She was ashamed of craving comforting so much. But she was grateful that he could subjugate the contempt with which he had last flung away from her to a genuine concern for her safety now. So she allowed herself to lean against him while he was willing to hold her close. Except for a couple of really bad moments, while she had been alone she had kept a tight rein on her control. But now she was trembling from head to foot and, remembering how he had once shaken her hard when she had weakly broken down before him, she thought that, at any moment, he might grow impatient and do it again....
Instead, he drew her closer still, crushing her to him as he pressed his lips to the wet scarf covering her bent head. Then, bewilderingly, incredibly, he was murmuring: “Emma, my little one, my heart, my dearest dear! You could have been killed, and I should have let you go without -You could have been killed, and I should have been too late for ever to tell you all you mean to me, all you’ve meant since our paths first crossed! But you shall hear me now, even though nothing you want for yourself includes me. I love you, do you hear? Love you, love you, however little you care —”

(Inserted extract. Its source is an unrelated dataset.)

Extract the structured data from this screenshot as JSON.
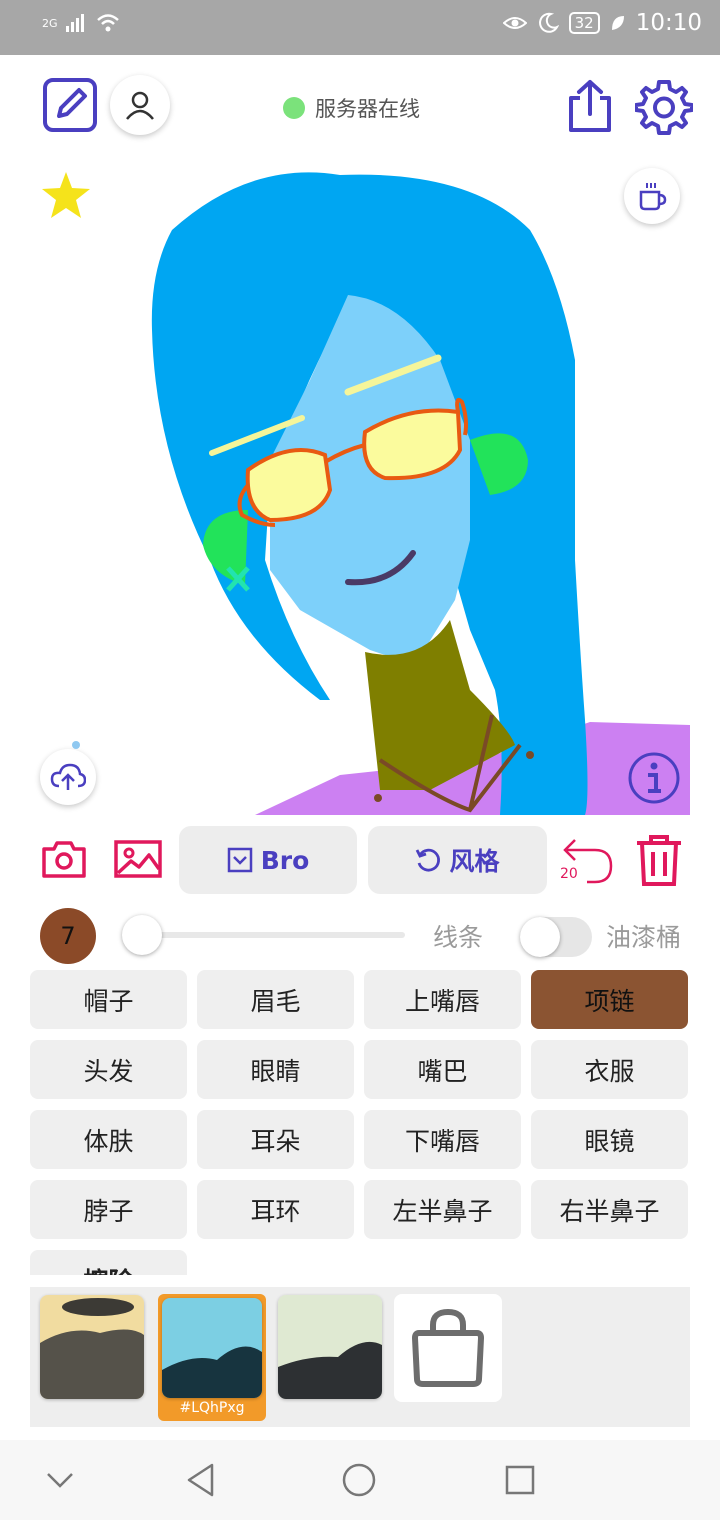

He allowed the words to fall away, as if in despair of the answer she could give. And in her wild longing to hold on to the illusion that she had heard him aright, Emma indeed found nothing to reply.
Could he be cruel enough to say such things without meaning them? But how was it possible he had meant them? For him, there had always been Leonore. He had never given a sign; the only times he had turned to her had been when he was piqued with Leonore. Was this such another time? She could not bear it if he was only making her a rebound for his pride now Leonore had rejected him for Ramón. And the ugly memory of his: “Scalp-hunting, they call it” - struck dully across the faint hope that it was love that waited for her, here in his arms.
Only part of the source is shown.